林连古每周有五、六天的业余时间分给拳击俱乐部和健身房,以前一般是一到两天在拳击俱乐部,自从有了这个比赛的通知之后,差不多有四天都泡在这里。他身上的淤青比以前多多了,段泽心疼,吃饭的时候给他炖了两次滋补汤,林连古告诉他,那里面大都是脂肪和嘌呤。过后,林连古道歉无数次,又在床上花了双倍的心思,才把段泽哄回来。

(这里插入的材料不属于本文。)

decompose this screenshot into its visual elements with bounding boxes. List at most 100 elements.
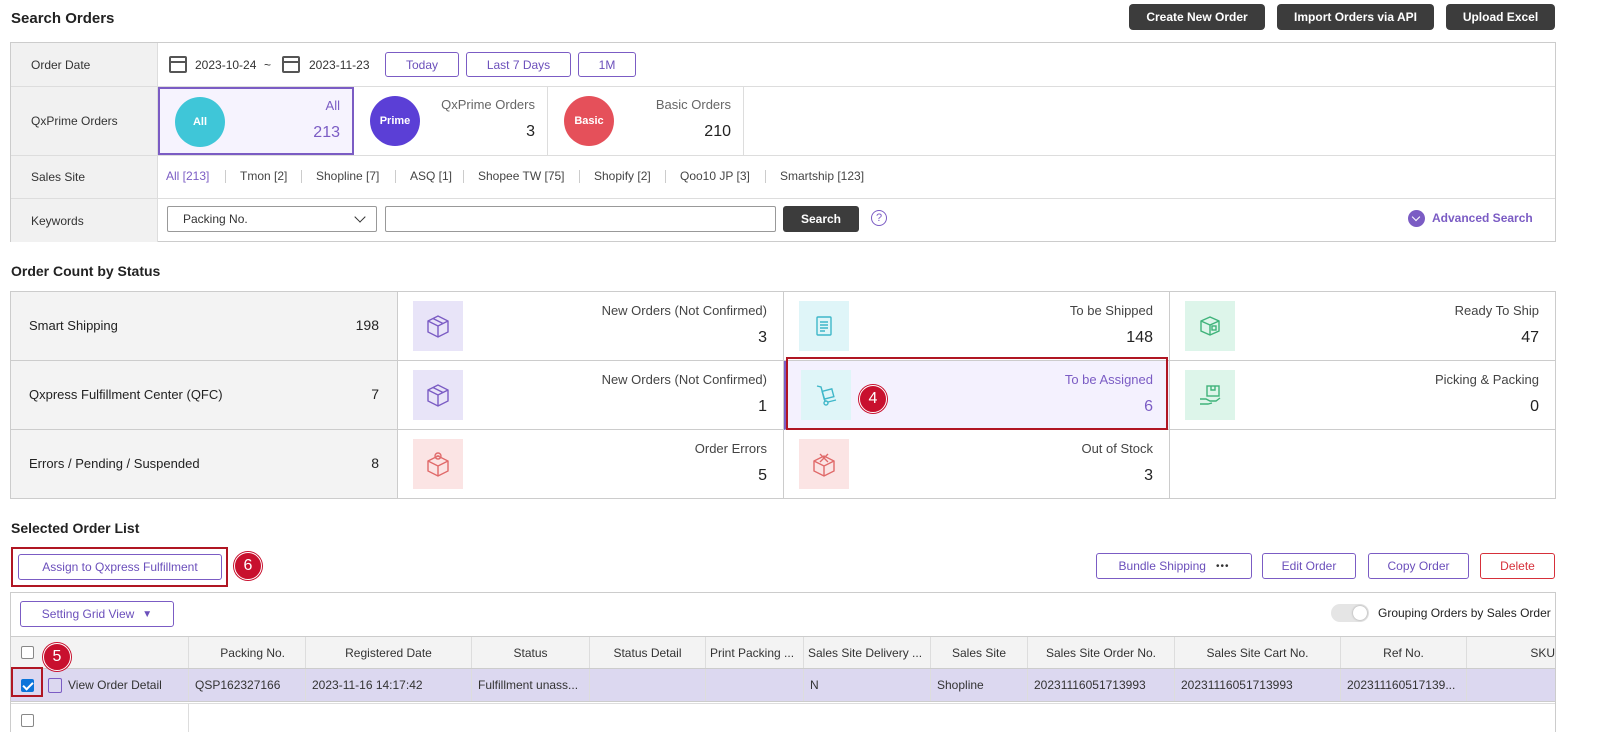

最巧的是,段泽他们银行是这次比赛的赞助单位之一,决赛这天段泽来看林连古比赛,时时提心吊胆,就怕遇到来给比赛拍照拍视频的同事。在银行这种地方上班,而且自己还是个新人,还是不要太掉以轻心暴露出去的好。比赛开始前,他在人群里看了好几圈,确定没有发现同事的脸才放下心来。不过段泽又想,即使遇到熟人,他就一口咬定说自己是来给朋友加油,真真假假别人又怎么能分得清呢?
比赛结束之后,领奖,照相,和熟人寒暄,林连古被拖住了好一会儿。段泽在场馆里待得有点不自在,给林连古拍完领奖照就早早出来,等在车里。林连古之前怕打完比赛手受伤开不了车,早早就跟段泽说好,请他帮忙代驾回家。
段泽放着音乐,无聊地看手机。好不容易听到车子后备箱盖缓缓升起,扭脸一看,林连古正要把健身包放进车里。
“哥,你在场上真帅!疼不疼?”等林连古绕到副驾坐下之后,段泽问正在扣安全带的林连古,他脸上被头盔压出的痕迹还没来得及消,鼻子被对手打得有点红,还好没破。
林连古摸摸鼻子,“不疼,小事,鼻血都没流。”
“看着真吓人!今天那个,那个多少公斤级别来着?牙齿把嘴里撞破了,下场吐了一地血,血腥!”段泽想起来那个画面还觉得有点反胃。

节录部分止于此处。